金・銀・銅の貨幣素材を一国内で自給し、かつ管理していたのは、世界広しといえども、徳川時代の日本だけであった。そしてその力はアジアの広域にわたって伝わり、シナを圧倒した。日本が政治的にはもとより、文化的にも、そしてなんといっても経済的にシナからほぼ完全に独立し、自立した一個の独自の文明に到達したのは、ヨーロッパがイスラムの圧力から離脱し大西洋経済圏を作った15~18世紀とほぼ同じ時代であったといっても恐らく過言ではないだろう。

しかもヨーロッパのように征服や侵略によってではない。奴隷貿易によってではない。日本は国内の経済改革によってこれをなし遂げたのである。1543年ポルトガルから鉄砲が輸入されて、16世紀後半にたちまち世界最大の鉄砲生産国になるほどの技術力を持った日本は、しかし、江戸時代に入ると鉄砲を捨て、国内平和をなによりも大事にする国になった。その伝統は今も生きている。世界の文明国で現代日本ほど治安の安定した国はない(そのことの貴重さ、治安の良さは「富」の一つであるという観念を、子供にも教科書の中でしっかり意識させておく必要がある)。

ヨーロッパにおける「近代世界システム」の成立過程と、日本における「鎖国」体制の成立とが、相似た歴史的意義を担っていたと見る川勝理論は、私にはまことに新鮮で、啓発的であった。

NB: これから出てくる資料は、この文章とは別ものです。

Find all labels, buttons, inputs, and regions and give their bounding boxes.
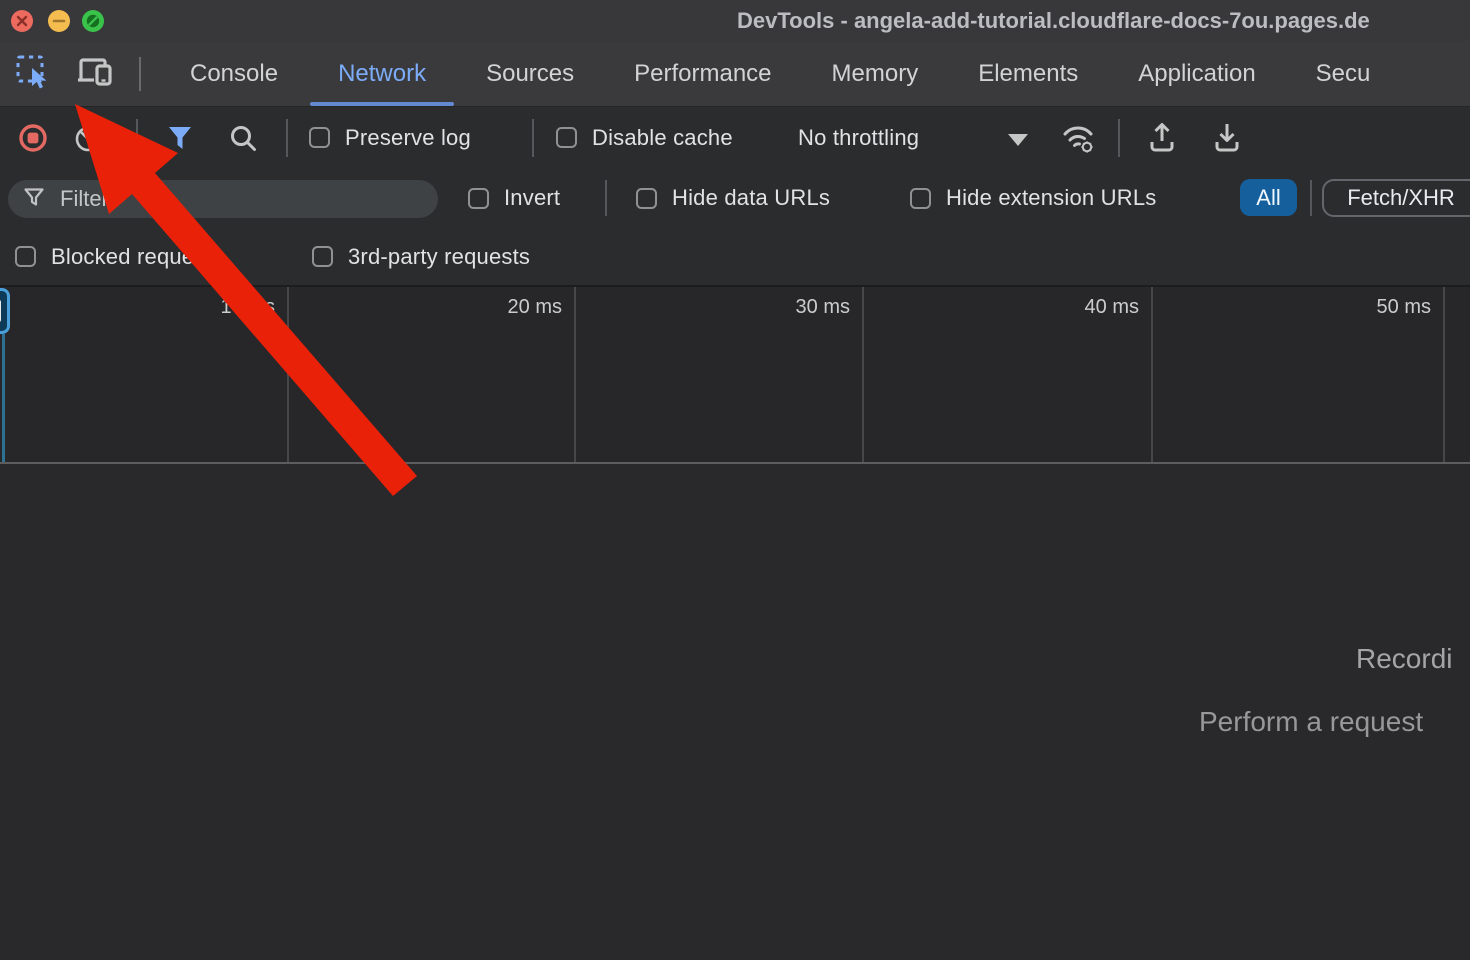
invert-checkbox[interactable] <box>468 188 489 209</box>
empty-state-hint-text: Perform a request <box>1199 706 1423 738</box>
divider <box>1310 180 1312 216</box>
gridline <box>287 287 289 462</box>
titlebar: DevTools - angela-add-tutorial.cloudflar… <box>0 0 1470 41</box>
inspect-cursor-icon <box>14 53 52 96</box>
gridline <box>574 287 576 462</box>
third-party-requests-checkbox[interactable] <box>312 246 333 267</box>
network-toolbar: Preserve log Disable cache No throttling <box>0 107 1470 168</box>
ruler-tick-label: 30 ms <box>702 296 850 319</box>
import-har-button[interactable] <box>1146 120 1178 159</box>
divider <box>286 119 288 157</box>
filter-input[interactable] <box>58 185 424 213</box>
wifi-gear-icon <box>1058 119 1100 162</box>
throttling-value: No throttling <box>798 125 919 151</box>
invert-control: Invert <box>468 168 560 228</box>
disable-cache-control: Disable cache <box>556 107 733 168</box>
divider <box>1118 119 1120 157</box>
divider <box>605 180 607 216</box>
gridline <box>1443 287 1445 462</box>
request-type-chip-fetch-xhr[interactable]: Fetch/XHR <box>1322 179 1470 217</box>
hide-data-urls-control: Hide data URLs <box>636 168 830 228</box>
inspect-element-button[interactable] <box>13 54 53 94</box>
ruler-tick-label: 40 ms <box>991 296 1139 319</box>
search-button[interactable] <box>228 123 258 158</box>
devtools-window: DevTools - angela-add-tutorial.cloudflar… <box>0 0 1470 960</box>
blocked-requests-control: Blocked requests <box>15 228 223 285</box>
timeline-origin-line <box>2 334 5 462</box>
panel-tabs: Console Network Sources Performance Memo… <box>160 41 1400 107</box>
divider <box>532 119 534 157</box>
third-party-requests-label: 3rd-party requests <box>348 244 530 270</box>
divider <box>139 57 141 91</box>
disable-cache-checkbox[interactable] <box>556 127 577 148</box>
hide-extension-urls-label: Hide extension URLs <box>946 185 1156 211</box>
filter-input-wrapper <box>8 180 438 218</box>
chevron-down-icon[interactable] <box>1008 134 1028 146</box>
funnel-icon <box>22 185 46 214</box>
blocked-requests-checkbox[interactable] <box>15 246 36 267</box>
network-conditions-button[interactable] <box>1058 119 1100 162</box>
window-close-button[interactable] <box>11 10 33 32</box>
download-icon <box>1211 120 1243 159</box>
gridline <box>862 287 864 462</box>
hide-extension-urls-checkbox[interactable] <box>910 188 931 209</box>
upload-icon <box>1146 120 1178 159</box>
tab-security[interactable]: Secu <box>1286 41 1401 107</box>
ruler-tick-label: 50 ms <box>1283 296 1431 319</box>
preserve-log-control: Preserve log <box>309 107 471 168</box>
divider <box>136 119 138 157</box>
tab-sources[interactable]: Sources <box>456 41 604 107</box>
tab-console[interactable]: Console <box>160 41 308 107</box>
tab-memory[interactable]: Memory <box>802 41 949 107</box>
stop-record-icon <box>18 123 48 158</box>
hide-extension-urls-control: Hide extension URLs <box>910 168 1156 228</box>
preserve-log-checkbox[interactable] <box>309 127 330 148</box>
network-overview-ruler[interactable]: 10 ms 20 ms 30 ms 40 ms 50 ms <box>0 286 1470 464</box>
request-type-chip-all[interactable]: All <box>1240 179 1297 216</box>
invert-label: Invert <box>504 185 560 211</box>
network-filter-bar: Invert Hide data URLs Hide extension URL… <box>0 168 1470 228</box>
funnel-icon <box>165 123 195 158</box>
gridline <box>1151 287 1153 462</box>
record-network-log-button[interactable] <box>18 123 48 158</box>
tab-performance[interactable]: Performance <box>604 41 801 107</box>
clear-network-log-button[interactable] <box>74 125 102 158</box>
filter-toggle-button[interactable] <box>165 123 195 158</box>
disable-cache-label: Disable cache <box>592 125 733 151</box>
hide-data-urls-label: Hide data URLs <box>672 185 830 211</box>
timeline-origin-marker <box>0 288 10 334</box>
blocked-requests-label: Blocked requests <box>51 244 223 270</box>
search-icon <box>228 123 258 158</box>
export-har-button[interactable] <box>1211 120 1243 159</box>
window-title: DevTools - angela-add-tutorial.cloudflar… <box>737 0 1370 41</box>
devtools-tab-bar: Console Network Sources Performance Memo… <box>0 41 1470 107</box>
preserve-log-label: Preserve log <box>345 125 471 151</box>
toggle-device-toolbar-button[interactable] <box>75 54 115 94</box>
recording-status-text: Recordi <box>1356 643 1452 675</box>
clear-icon <box>74 125 102 158</box>
hide-data-urls-checkbox[interactable] <box>636 188 657 209</box>
tab-elements[interactable]: Elements <box>948 41 1108 107</box>
ruler-tick-label: 20 ms <box>414 296 562 319</box>
tab-network[interactable]: Network <box>308 41 456 107</box>
throttling-dropdown[interactable]: No throttling <box>798 107 919 168</box>
window-minimize-button[interactable] <box>48 10 70 32</box>
ruler-tick-label: 10 ms <box>127 296 275 319</box>
third-party-requests-control: 3rd-party requests <box>312 228 530 285</box>
window-zoom-button[interactable] <box>82 10 104 32</box>
tab-application[interactable]: Application <box>1108 41 1285 107</box>
device-toolbar-icon <box>75 53 115 96</box>
request-blocking-bar: Blocked requests 3rd-party requests <box>0 228 1470 286</box>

そして、しかも、経済史学的には反論のしようもないほどの真実である。

川勝理論に政治や宗教が経済に及ぼす影響への考察がやや不足している欠点が見出されるとはいえ、明治におけるヨーロッパとのわずかな接触で、卵の殻が割れたようなす早さで生誕した近代日本の目的達成度の迅速さと能率の良さを説明するのに、彼のこの理論以上に、具体的で、しかも効果的な歴史説明の仕方がほかにあるとは私には思えない。

「新しい歴史教科書をつくる会」のメンバー全員の合議決定を経た上での話ではなく、どこまでも私の個人的見解だが、私は新しい教科書で、氏の理論を15~18世紀以後のヨーロッパと日本の興隆を説明するうえでの重要で決定的な柱の一つにしたいと考えている。それは永年にわたって「鎖国」の実在を疑ってきた私の願望――鎖国は近代日本人の卑屈で根拠なきヨーロッパ劣等感の生んだ幻想にすぎぬ!――、私のほとんど宿願ともいうべき歴史叙述一新への、とりあえずなすべき第一階梯(かいてい)ではある。

日本の歴史に「鎖国」はなかった! 海禁政策があったにすぎない。それは最も厳しい出入国管理令の一つと考えればよい。日本人の心は外に開かれていた。燃えるような精神力をもって、遠いヨーロッパの最果てまでを見つめていた。あの時代には自己を守ることが日本にとって最高度の攻撃であったからだ!

そして、それは今の日本人にとっても同じ重さをもって受け継がれねばならない貴重な精神態度の一つであるといっても恐らく過言ではないであろう。